LONDON: Copper prices rose on Tuesday as a softer dollar triggered fund buying, though gains were capped by rising inventories and a worsening demand outlook, particularly in top consumer China.
Benchmark copper on the London Metal Exchange (LME) was up 0.7% at $7,563 a tonne by 1010 GMT in subdued trade owing to Chinese holidays. Prices of the metal viewed as a gauge of economic growth have dropped 30% since scaling a record peak in March.
The dollar slipped after data showing that U.S. manufacturing expanded at its slowest since May 2020 raised the prospect of less aggressive increases to U.S. interest rates.
A weaker U.S. currency makes dollar-priced metals cheaper for holders of other currencies, potentially boosting demand. This relationship is used by funds to generate buy and sell signals from numerical models.
Overall, though, the dollar is near its strongest in 20 years, which will weigh on demand together with weak consumption as economies slow, driving down copper prices.
“A strong dollar is a clear headwind,” said BNP Paribas analyst David Wilson.
“Demand in China is a particular headwind, due mainly to the property sector. Chinese authorities have introduced measures to stem the decline in the property sector without much affect.”
China’s property market troubles worsened in August, with home prices, sales and investment all falling as a mortgage boycott and financial strains on builders further undermined confidence in the sector.
Stocks of copper stocks in LME-approved warehouses are up nearly 35% since Sept. 15 at 136,750 tonnes.
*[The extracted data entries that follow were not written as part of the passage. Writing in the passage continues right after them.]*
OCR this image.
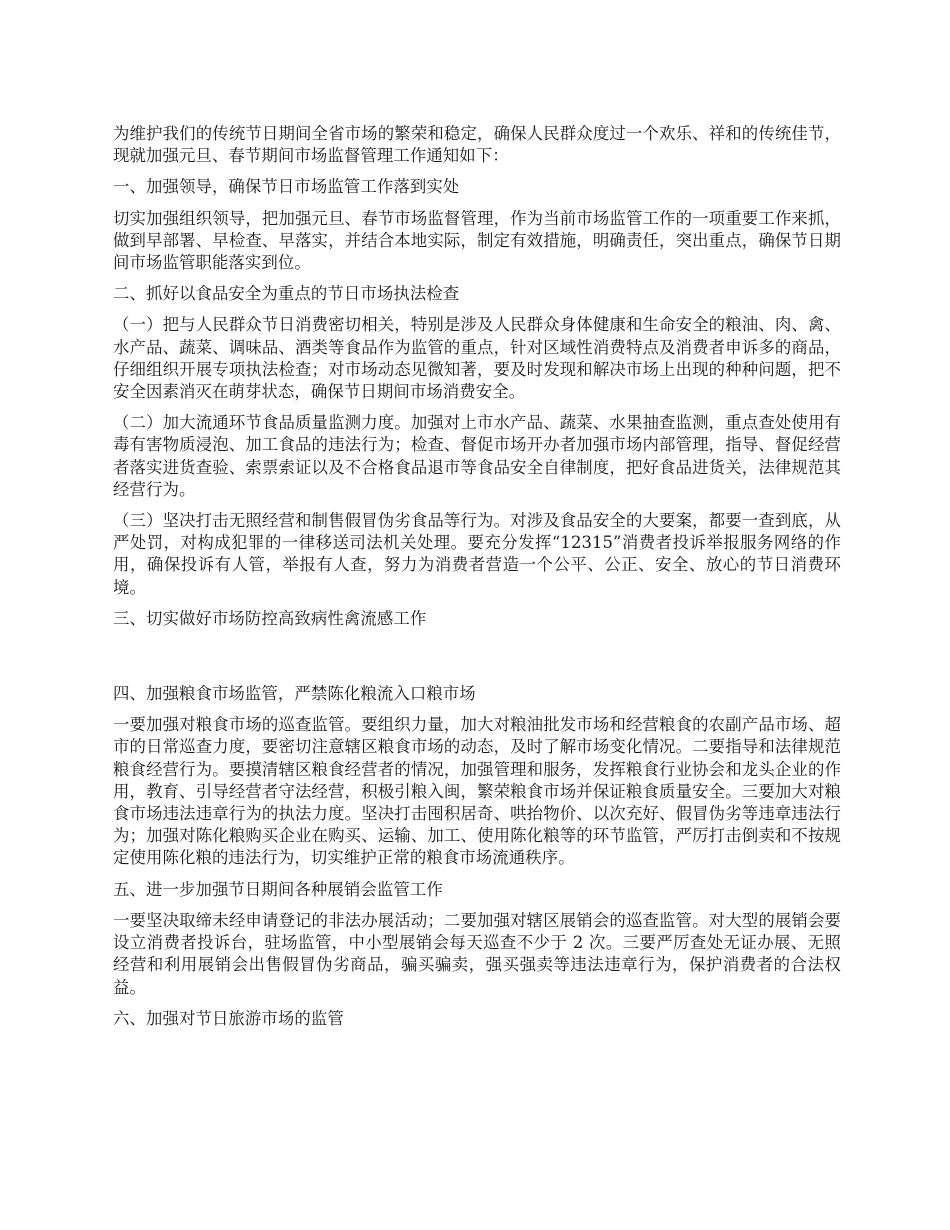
为维护我们的传统节日期间全省市场的繁荣和稳定，确保人民群众度过一个欢乐、祥和的传统佳节，现就加强元旦、春节期间市场监督管理工作通知如下：

一、加强领导，确保节日市场监管工作落到实处

切实加强组织领导，把加强元旦、春节市场监督管理，作为当前市场监管工作的一项重要工作来抓，做到早部署、早检查、早落实，并结合本地实际，制定有效措施，明确责任，突出重点，确保节日期间市场监管职能落实到位。

二、抓好以食品安全为重点的节日市场执法检查

（一）把与人民群众节日消费密切相关，特别是涉及人民群众身体健康和生命安全的粮油、肉、禽、水产品、蔬菜、调味品、酒类等食品作为监管的重点，针对区域性消费特点及消费者申诉多的商品，仔细组织开展专项执法检查；对市场动态见微知著，要及时发现和解决市场上出现的种种问题，把不安全因素消灭在萌芽状态，确保节日期间市场消费安全。

（二）加大流通环节食品质量监测力度。加强对上市水产品、蔬菜、水果抽查监测，重点查处使用有毒有害物质浸泡、加工食品的违法行为；检查、督促市场开办者加强市场内部管理，指导、督促经营者落实进货查验、索票索证以及不合格食品退市等食品安全自律制度，把好食品进货关，法律规范其经营行为。

（三）坚决打击无照经营和制售假冒伪劣食品等行为。对涉及食品安全的大要案，都要一查到底，从严处罚，对构成犯罪的一律移送司法机关处理。要充分发挥“12315”消费者投诉举报服务网络的作用，确保投诉有人管，举报有人查，努力为消费者营造一个公平、公正、安全、放心的节日消费环境。

三、切实做好市场防控高致病性禽流感工作

四、加强粮食市场监管，严禁陈化粮流入口粮市场

一要加强对粮食市场的巡查监管。要组织力量，加大对粮油批发市场和经营粮食的农副产品市场、超市的日常巡查力度，要密切注意辖区粮食市场的动态，及时了解市场变化情况。二要指导和法律规范粮食经营行为。要摸清辖区粮食经营者的情况，加强管理和服务，发挥粮食行业协会和龙头企业的作用，教育、引导经营者守法经营，积极引粮入闽，繁荣粮食市场并保证粮食质量安全。三要加大对粮食市场违法违章行为的执法力度。坚决打击囤积居奇、哄抬物价、以次充好、假冒伪劣等违章违法行为；加强对陈化粮购买企业在购买、运输、加工、使用陈化粮等的环节监管，严厉打击倒卖和不按规定使用陈化粮的违法行为，切实维护正常的粮食市场流通秩序。

五、进一步加强节日期间各种展销会监管工作

一要坚决取缔未经申请登记的非法办展活动；二要加强对辖区展销会的巡查监管。对大型的展销会要设立消费者投诉台，驻场监管，中小型展销会每天巡查不少于 2 次。三要严厉查处无证办展、无照经营和利用展销会出售假冒伪劣商品，骗买骗卖，强买强卖等违法违章行为，保护消费者的合法权益。

六、加强对节日旅游市场的监管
That is still low by historical standards, but traders expect further deliveries because of the high premium for cash metal over the three-month contract.
Copper breached but failed to hold above the 21-day moving average of $7,650. A sustained break above that will leave copper facing strong resistance at the 50-day moving average, currently sitting at $7,795.
In other metals, aluminium was up 2.5% at $2,276 a tonne, zinc rose 0.7% to $2,980, lead gained 0.8% to $1,876, tin advanced 1.1% to $20,290 and nickel was up 0.7% at $21,415.